For years, both Conservative and Labour governments backed take-up campaigns to make sure that people claim the benefits to which they’re entitled; but under the coalition, welfare rights are very much out of fashion. The big thing at the moment is ‘getting scroungers off benefits’, and the press seems to be blaming claimants for the state of the country. Disabled people tell us they’re encountering hostility, when the vast majority receive very little money and would like to work if they could.

This attitudinal change is linked to changes in disability benefits, with the expansion of medical assessments and the introduction of a points system to assess whether people qualify for support. I thought that the system we had until 2008 was a good one, but it’s since been tightened up several times and now it’s very hard to qualify. Since April, for example, you only get six points if you’re “at risk” of suffering incontinence at work; you need 15 points to qualify, and you’ll only get that if you’re incontinent at least once a month.

What’s more, some of the medical assessors seem to interpret the rules very harshly. I’ve been told that if you can get your hand an inch above your head, that counts as “reaching over your head”. And while people are told that it’s their responsibility to show up at a medical assessment, I’ve heard of cases where the fact that they’ve managed to make it there – or even to sit down in the waiting room – is used as evidence that their disability isn’t that severe.

Because more people are being found fit for work, we’re lodging more appeals with HM Courts and Tribunals Service. And the good news here is that people do at least get paid the minimum level of Employment and Support Allowance while they’re waiting for a ruling; that’s crucial, because there’s a massive backlog of appeals and the process is taking well over a year. I put one in last February, and it’s now scheduled for June.

Even when a tribunal rules in the appellant’s favour, that’s not necessarily the end of it. We had one client who’d worked all his life, then had an accident at work. The assessors knocked him back, then he won at the tribunal; but a few weeks later, the assessors called him back in again and gave him zero points. Luckily, in that case JCP revised the decision and restarted his benefits – but people not fit for work are being deprived of benefits here. I’d hate to think that these assessors might be getting bonuses for interpreting the legislation very harshly.

Meanwhile, the atmosphere is very poor in our council because – like most – it’s making big cuts in jobs and services. Many council staff are scared and uncertain, and the communications from the leadership are often poor: I’ve seen bizarre web-based consultations where, for example, people are asked which services should be cut or protected. That kind of approach wouldn’t give our clients a proper voice: many don’t have the internet access or the skills to get involved like that.

Our clients are already saying to us: “What’ll I do if this service gets cut?” If we couldn’t support them, lots of very vulnerable people would end up sinking into real poverty. Even the tribunals service is worried, because currently we support appellants through the system; if the tribunals have to go through everything themselves with the appellants, things will slow down and their backlog will grow even bigger.

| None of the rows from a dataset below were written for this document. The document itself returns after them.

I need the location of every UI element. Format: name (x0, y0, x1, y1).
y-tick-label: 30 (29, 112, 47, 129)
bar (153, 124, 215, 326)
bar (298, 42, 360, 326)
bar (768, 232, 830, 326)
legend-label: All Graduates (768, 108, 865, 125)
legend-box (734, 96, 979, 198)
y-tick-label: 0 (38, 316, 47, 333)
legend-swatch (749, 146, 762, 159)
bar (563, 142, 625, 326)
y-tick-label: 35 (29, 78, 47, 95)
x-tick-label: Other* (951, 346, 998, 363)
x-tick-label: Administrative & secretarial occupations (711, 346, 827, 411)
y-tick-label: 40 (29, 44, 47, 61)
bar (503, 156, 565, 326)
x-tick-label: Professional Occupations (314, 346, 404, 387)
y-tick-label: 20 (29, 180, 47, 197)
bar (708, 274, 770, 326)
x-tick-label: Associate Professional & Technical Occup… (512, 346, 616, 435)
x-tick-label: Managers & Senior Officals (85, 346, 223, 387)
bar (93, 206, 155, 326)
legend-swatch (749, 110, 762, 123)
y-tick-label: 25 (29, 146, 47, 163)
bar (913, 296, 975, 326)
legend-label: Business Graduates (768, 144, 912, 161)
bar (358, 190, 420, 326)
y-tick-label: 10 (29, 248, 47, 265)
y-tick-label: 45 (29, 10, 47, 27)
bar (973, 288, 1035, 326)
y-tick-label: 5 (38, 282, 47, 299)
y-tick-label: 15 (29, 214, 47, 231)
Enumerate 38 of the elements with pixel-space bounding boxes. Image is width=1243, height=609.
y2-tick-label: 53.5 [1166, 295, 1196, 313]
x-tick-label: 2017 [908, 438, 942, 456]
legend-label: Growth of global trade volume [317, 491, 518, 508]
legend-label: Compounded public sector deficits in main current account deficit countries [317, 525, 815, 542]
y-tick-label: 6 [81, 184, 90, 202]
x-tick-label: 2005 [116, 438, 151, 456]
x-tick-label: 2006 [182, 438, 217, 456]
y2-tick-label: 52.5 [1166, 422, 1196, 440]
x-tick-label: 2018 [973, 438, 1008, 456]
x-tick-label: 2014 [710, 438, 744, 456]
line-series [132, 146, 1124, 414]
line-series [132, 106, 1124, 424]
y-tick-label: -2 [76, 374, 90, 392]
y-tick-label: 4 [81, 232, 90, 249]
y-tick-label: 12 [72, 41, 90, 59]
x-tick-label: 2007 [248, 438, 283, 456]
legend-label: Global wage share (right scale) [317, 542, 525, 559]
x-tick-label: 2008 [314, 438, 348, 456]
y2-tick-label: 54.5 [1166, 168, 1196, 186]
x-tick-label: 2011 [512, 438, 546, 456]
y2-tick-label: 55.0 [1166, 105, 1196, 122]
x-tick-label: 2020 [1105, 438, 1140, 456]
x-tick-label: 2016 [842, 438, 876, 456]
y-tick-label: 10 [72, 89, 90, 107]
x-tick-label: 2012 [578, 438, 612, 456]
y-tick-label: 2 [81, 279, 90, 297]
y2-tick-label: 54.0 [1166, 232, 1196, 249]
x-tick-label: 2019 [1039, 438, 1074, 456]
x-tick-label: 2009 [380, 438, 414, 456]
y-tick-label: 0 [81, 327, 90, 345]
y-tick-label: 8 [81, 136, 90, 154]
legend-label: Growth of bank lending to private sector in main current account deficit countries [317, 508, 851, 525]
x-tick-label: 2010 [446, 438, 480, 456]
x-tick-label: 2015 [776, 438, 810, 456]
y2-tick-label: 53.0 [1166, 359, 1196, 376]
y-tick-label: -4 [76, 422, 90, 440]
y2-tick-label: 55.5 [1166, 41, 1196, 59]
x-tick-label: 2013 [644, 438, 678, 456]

When these reforms started, the philosophy was about helping people with disabilities to find work. But it doesn’t feel like that now; it seems to be just about getting people off disability benefits in order to save money. Very vulnerable people are being treated badly – and many of them have worked and paid taxes for their whole lives, only to find that they can’t call on the state when they need to. I know that we need to become more efficient, but it would be nice to have some justice too.”